Saturday, March 04, 2023

Grimm's Law

Is there an analog to Grimm's Law in Chinese language families?

Ask and you shall receive: kind of. " The application of a Grimm's-like law comes later and differently in different languages, e.g. where the -p -t -k endings became -ʔ in Wu and -ø in Mandarin, or the /g/ initial was palatalised in certain situations so what in Korean is /ga/ is likely /tɕiɑ/ in Mandarin."

Don't ask me what those sounds are, but people seem to have noticed sound shifts in the languages in question. "But there's no single rule to explain all of them. They each developed in different ways."

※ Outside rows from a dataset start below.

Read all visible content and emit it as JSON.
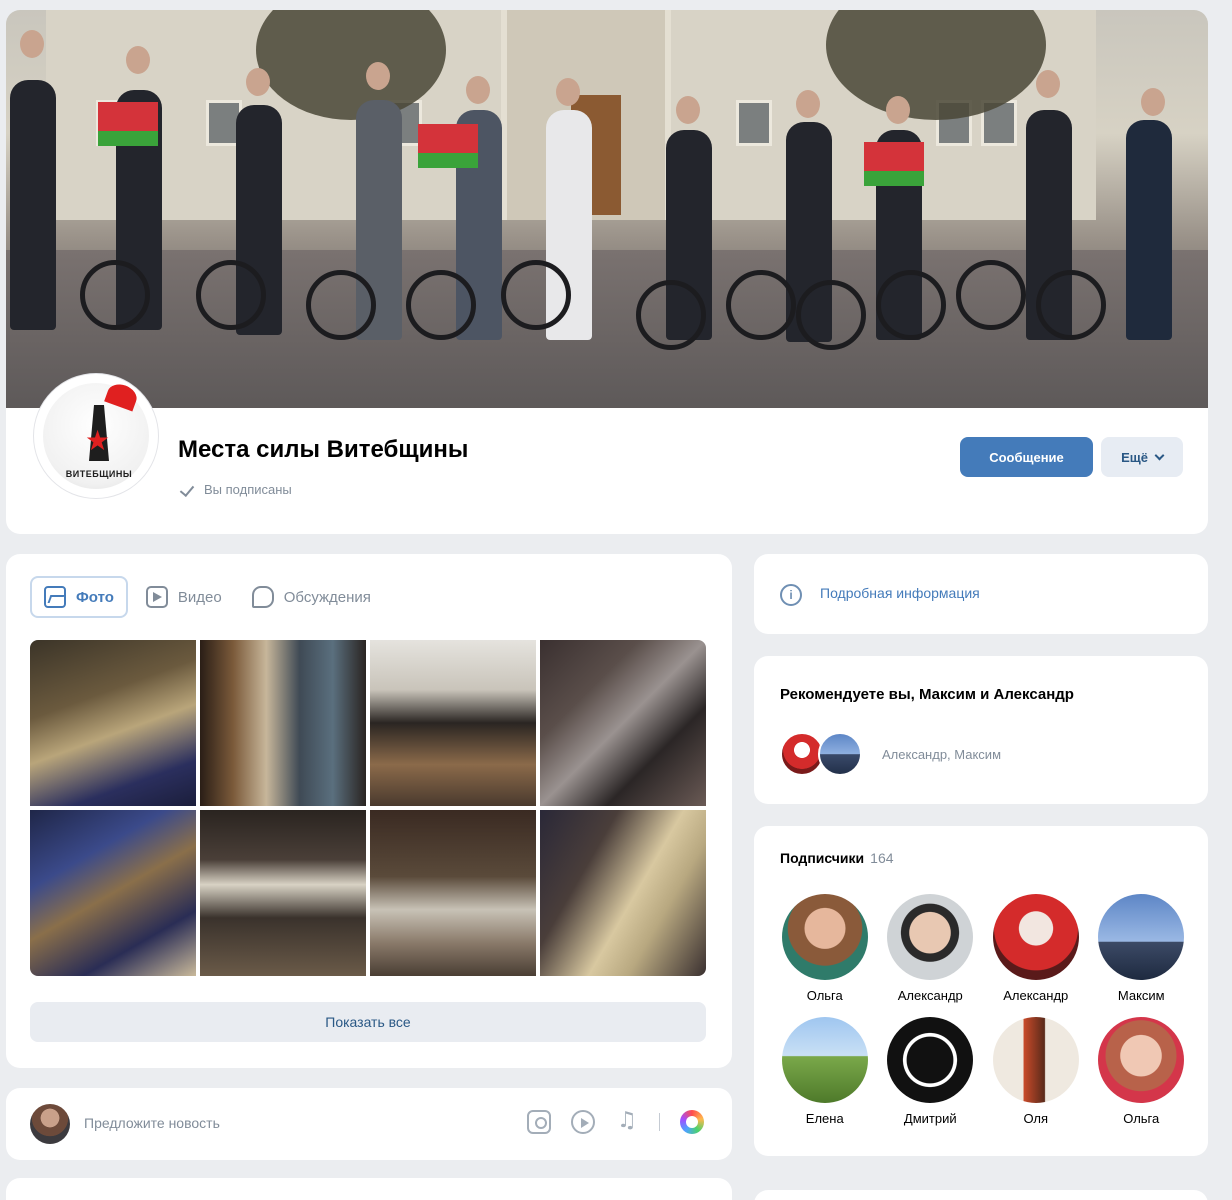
{
  "group": {
    "title": "Места силы Витебщины",
    "subscribed_label": "Вы подписаны",
    "avatar_caption": "ВИТЕБЩИНЫ",
    "message_button": "Сообщение",
    "more_button": "Ещё"
  },
  "media": {
    "tabs": [
      {
        "label": "Фото",
        "icon": "photo-icon",
        "active": true
      },
      {
        "label": "Видео",
        "icon": "video-icon",
        "active": false
      },
      {
        "label": "Обсуждения",
        "icon": "chat-icon",
        "active": false
      }
    ],
    "show_all": "Показать все"
  },
  "suggest": {
    "placeholder": "Предложите новость"
  },
  "info": {
    "label": "Подробная информация"
  },
  "recommend": {
    "title": "Рекомендуете вы, Максим и Александр",
    "names": "Александр, Максим"
  },
  "subscribers": {
    "title": "Подписчики",
    "count": "164",
    "people": [
      {
        "name": "Ольга"
      },
      {
        "name": "Александр"
      },
      {
        "name": "Александр"
      },
      {
        "name": "Максим"
      },
      {
        "name": "Елена"
      },
      {
        "name": "Дмитрий"
      },
      {
        "name": "Оля"
      },
      {
        "name": "Ольга"
      }
    ]
  },
  "colors": {
    "accent": "#447bba",
    "link": "#2a5885",
    "muted": "#818c99",
    "background": "#ebedf0",
    "flag_red": "#d4333a",
    "flag_green": "#3aa33a"
  }
}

It is fascinating what sorts of answers to random questions are easily available to us these days. Of course the answer has nothing to do with my life, and too much 'satiable curtiosity can get your nose pulled...

4 comments:

Assistant Village Idiot said...

John McWhorter considers Grimm's Law to be evidence of Indo-European/Germanic encountering a Semitic trade language in the north, probably something related to Phoenician.

james said...

It's hard to imagine why pronunciation should change otherwise--if a different sound were more congenial to the human palate, why wouldn't it used that in the first place?

Assistant Village Idiot said...

There are also associations with words that move us off a pronunciation. Horned toad was even called a "horny toad" a couple of generations ago, but no one would make that mistake now, as "horny" has a whole different meaning. We forget that in all languages there are accidents like this that cause people to shy away from one word and onto another. We have no chance of seeing it a thousand years later, but it was there. Asimov's psychohistory and Seldon plan is a brilliant idea but the reverse of reality. the randomness and oddity of chaos theory is much more likely, not only in history, but in language.

james said...

I can imagine a suffix being seen as babyish or otherwise inappropriate thanks to association with a word shift or with a particular person's speech.